Entre los políticos a los que les cuesta mentir, aquellos que son incapaces de decir una verdad y los que no saben distinguir entre una cosa y otra, España podría contribuir con cierta eficacia y en buena medida a reforzar las dos últimas categorías. La última, en concreto, la que se circunscribe al discernimiento de la verdad y la mentira, es seguramente por donde más se ha transitado en los años que van desde la Transición a aquí.

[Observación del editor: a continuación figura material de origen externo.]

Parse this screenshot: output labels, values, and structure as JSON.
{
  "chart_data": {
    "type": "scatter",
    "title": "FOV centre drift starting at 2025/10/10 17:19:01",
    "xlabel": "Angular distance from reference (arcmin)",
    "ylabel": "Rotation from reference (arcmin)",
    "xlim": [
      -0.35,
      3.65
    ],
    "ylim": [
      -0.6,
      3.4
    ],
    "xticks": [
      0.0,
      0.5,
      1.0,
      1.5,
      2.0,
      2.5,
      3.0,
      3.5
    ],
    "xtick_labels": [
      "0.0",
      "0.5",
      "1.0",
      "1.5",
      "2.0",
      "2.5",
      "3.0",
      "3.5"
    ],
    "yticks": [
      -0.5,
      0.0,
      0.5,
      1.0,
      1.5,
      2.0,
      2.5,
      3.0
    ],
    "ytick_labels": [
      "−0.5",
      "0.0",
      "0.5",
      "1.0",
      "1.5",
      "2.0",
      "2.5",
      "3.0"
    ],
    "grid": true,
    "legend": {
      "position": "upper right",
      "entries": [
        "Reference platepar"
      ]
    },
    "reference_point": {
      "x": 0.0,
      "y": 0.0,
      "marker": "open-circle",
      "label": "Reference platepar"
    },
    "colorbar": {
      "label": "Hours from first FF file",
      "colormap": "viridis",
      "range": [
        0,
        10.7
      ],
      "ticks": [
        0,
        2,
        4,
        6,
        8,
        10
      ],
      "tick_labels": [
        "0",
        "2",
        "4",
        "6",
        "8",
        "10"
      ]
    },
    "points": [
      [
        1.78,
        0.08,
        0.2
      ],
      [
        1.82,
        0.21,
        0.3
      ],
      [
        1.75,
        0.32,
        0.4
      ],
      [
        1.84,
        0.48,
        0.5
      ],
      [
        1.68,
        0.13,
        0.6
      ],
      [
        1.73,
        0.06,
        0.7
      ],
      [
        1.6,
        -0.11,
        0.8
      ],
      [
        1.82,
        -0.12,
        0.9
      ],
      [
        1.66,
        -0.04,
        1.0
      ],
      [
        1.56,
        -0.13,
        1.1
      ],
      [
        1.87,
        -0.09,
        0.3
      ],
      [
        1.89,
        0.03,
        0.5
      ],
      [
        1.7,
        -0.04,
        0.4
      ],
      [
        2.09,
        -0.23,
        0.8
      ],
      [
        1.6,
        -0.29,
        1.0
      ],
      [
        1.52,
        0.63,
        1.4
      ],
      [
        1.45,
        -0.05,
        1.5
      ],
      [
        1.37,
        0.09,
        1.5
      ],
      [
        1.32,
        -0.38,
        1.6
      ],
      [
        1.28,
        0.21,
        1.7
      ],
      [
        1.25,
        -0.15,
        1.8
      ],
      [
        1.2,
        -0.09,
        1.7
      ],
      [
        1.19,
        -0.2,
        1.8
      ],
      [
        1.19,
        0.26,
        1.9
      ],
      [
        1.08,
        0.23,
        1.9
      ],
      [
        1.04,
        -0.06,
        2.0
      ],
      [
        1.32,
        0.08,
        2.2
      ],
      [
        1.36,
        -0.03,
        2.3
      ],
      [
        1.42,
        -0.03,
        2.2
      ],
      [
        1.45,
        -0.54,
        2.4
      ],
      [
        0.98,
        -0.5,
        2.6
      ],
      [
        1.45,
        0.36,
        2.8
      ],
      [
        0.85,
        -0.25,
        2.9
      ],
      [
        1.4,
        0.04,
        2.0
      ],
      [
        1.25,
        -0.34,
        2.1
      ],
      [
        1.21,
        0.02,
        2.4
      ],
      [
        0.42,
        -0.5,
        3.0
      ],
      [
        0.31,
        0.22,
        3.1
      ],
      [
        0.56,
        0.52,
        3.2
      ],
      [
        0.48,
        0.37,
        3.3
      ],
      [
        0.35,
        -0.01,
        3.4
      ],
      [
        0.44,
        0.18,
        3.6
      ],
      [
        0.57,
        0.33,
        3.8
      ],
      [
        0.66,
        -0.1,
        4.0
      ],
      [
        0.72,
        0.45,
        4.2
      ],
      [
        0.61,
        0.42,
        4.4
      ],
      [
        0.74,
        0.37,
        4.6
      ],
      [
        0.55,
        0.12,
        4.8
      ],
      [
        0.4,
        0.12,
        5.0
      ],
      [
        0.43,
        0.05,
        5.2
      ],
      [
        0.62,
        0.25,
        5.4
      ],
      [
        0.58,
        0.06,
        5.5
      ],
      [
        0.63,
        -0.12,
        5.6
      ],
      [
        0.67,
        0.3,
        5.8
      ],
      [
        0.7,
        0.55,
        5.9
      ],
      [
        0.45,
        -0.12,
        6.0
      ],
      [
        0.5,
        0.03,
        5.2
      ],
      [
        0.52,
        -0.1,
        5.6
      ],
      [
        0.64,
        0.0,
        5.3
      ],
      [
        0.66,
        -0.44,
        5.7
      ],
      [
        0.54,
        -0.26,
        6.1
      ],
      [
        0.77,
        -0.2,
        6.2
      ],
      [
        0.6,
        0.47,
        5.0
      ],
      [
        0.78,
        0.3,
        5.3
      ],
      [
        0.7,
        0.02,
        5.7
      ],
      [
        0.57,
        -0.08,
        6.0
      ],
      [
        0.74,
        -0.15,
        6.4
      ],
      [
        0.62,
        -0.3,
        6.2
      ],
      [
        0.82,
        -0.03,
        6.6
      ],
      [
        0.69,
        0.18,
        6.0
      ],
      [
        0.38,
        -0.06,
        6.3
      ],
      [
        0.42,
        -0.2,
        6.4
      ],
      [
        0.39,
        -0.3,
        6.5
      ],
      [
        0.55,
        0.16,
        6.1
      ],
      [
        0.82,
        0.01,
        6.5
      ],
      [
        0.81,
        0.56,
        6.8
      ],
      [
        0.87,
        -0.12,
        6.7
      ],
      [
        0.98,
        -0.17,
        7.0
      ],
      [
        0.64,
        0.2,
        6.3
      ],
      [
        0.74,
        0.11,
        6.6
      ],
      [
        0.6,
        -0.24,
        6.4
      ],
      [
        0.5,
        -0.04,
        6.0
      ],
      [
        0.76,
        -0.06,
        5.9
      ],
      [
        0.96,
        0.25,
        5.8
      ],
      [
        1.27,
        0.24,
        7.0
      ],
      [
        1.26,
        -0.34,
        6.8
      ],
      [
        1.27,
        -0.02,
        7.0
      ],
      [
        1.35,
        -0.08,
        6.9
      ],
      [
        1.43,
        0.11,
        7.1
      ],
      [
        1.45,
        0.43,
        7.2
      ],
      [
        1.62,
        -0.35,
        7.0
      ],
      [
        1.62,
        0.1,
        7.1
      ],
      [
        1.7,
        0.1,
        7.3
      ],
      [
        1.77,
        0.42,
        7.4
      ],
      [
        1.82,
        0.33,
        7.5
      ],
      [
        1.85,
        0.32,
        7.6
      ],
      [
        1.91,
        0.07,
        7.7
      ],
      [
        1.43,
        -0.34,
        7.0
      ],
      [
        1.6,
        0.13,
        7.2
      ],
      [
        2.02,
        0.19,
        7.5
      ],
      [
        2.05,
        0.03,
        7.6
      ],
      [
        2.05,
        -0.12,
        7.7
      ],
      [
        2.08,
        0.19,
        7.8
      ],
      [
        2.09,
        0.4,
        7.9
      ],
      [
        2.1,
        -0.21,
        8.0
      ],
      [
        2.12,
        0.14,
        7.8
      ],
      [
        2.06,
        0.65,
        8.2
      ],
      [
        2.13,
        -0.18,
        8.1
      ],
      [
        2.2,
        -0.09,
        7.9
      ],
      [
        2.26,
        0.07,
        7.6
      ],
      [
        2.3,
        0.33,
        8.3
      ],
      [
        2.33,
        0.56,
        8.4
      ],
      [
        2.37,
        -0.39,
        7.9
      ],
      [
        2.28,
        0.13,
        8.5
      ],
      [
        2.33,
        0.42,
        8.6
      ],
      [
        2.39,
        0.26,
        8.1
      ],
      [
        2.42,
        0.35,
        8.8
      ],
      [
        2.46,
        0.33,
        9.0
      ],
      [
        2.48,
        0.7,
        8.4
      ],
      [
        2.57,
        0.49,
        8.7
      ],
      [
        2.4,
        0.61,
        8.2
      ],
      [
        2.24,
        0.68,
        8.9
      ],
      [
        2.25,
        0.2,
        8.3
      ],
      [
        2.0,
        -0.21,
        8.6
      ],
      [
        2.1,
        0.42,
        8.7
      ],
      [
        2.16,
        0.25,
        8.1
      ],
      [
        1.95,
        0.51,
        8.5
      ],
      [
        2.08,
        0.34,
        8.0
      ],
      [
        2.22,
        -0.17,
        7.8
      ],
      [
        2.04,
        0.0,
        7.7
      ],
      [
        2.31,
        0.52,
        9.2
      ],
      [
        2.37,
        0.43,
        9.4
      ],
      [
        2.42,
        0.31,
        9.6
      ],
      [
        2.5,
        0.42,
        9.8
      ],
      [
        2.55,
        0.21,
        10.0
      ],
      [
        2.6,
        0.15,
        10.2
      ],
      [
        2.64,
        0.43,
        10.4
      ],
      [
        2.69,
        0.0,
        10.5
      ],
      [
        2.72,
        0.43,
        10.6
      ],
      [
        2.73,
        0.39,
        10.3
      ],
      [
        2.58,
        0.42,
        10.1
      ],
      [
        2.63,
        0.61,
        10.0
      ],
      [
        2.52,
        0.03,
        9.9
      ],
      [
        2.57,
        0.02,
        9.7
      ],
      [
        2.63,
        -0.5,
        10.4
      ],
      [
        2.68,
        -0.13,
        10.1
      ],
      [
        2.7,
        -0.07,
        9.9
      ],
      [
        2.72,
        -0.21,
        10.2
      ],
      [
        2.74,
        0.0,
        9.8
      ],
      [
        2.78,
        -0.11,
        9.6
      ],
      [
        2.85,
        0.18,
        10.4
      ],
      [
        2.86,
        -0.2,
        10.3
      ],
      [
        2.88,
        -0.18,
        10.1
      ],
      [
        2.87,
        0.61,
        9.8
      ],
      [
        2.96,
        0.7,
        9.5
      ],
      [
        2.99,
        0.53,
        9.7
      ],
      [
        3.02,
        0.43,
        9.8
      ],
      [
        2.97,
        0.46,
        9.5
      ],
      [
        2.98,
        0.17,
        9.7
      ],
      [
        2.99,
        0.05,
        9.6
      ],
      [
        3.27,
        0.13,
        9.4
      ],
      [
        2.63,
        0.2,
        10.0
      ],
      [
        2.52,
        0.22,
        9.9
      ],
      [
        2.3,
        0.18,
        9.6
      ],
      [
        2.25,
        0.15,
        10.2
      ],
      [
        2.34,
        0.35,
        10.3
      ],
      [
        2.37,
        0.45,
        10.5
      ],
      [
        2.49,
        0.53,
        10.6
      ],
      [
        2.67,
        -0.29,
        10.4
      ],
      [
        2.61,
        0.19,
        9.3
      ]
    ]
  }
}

Por ejemplo, Felipe González, cuando hablaba de modernizar España, no tenía previsto que en el futuro dispondría en uno de sus gobiernos de un ministro del Interior que iba a permitir los registros en los domicilios o un director de la Guardia Civil dispuesto a llevarse hasta el dinero del cepillo de los huérfanos del benemérito cuerpo. No sabía si estaba mintiendo o diciendo la verdad al comprometerse con la modernización. Aunque probablemente, debido a los años en el poder, tampoco supiese distinguir ya entre lo uno y lo otro.

Aznar se hartó de manejar aquel latiguillo de «España va bien», seguramente con la intención no de falsear la realidad, sino realmente convencido de que lo iba. Y en efecto así era para él y otros dirigentes del Partido Popular, según hemos podido enterarnos años después. Ellos eran la España de los sobresueldos y de los viajes que la policía ha incorporado ahora al sumario del caso Gürtel. Pero España, lo que se dice España, no iba precisamente bien como se comprobaría más tarde pasando abruptamente del sueño hortera de la burbuja al batacazo posterior.

El político que no sabe distinguir entre la verdad y la mentira se ha especializado en promocionar el mundo ilusorio en que vive. Habitualmente es el escenario que le fabrican los que lo rodean y que no tiene nada que ver con el de la gran mayoría de los españoles. El felipismo cayó de su propio pedestal en medio de una traca sin precedentes de corrupción; los escándalos del aznarato se conocieron más tarde; el zapaterismo dibujó la España alelada que preconizaban el propio Zapatero y sus ministros y ministras, y a Rajoy le queda una última oportunidad de devolver confianza a los españoles reduciendo los privilegios de una casta. Si es que va en serio y es verdad lo de la reforma de la Administración.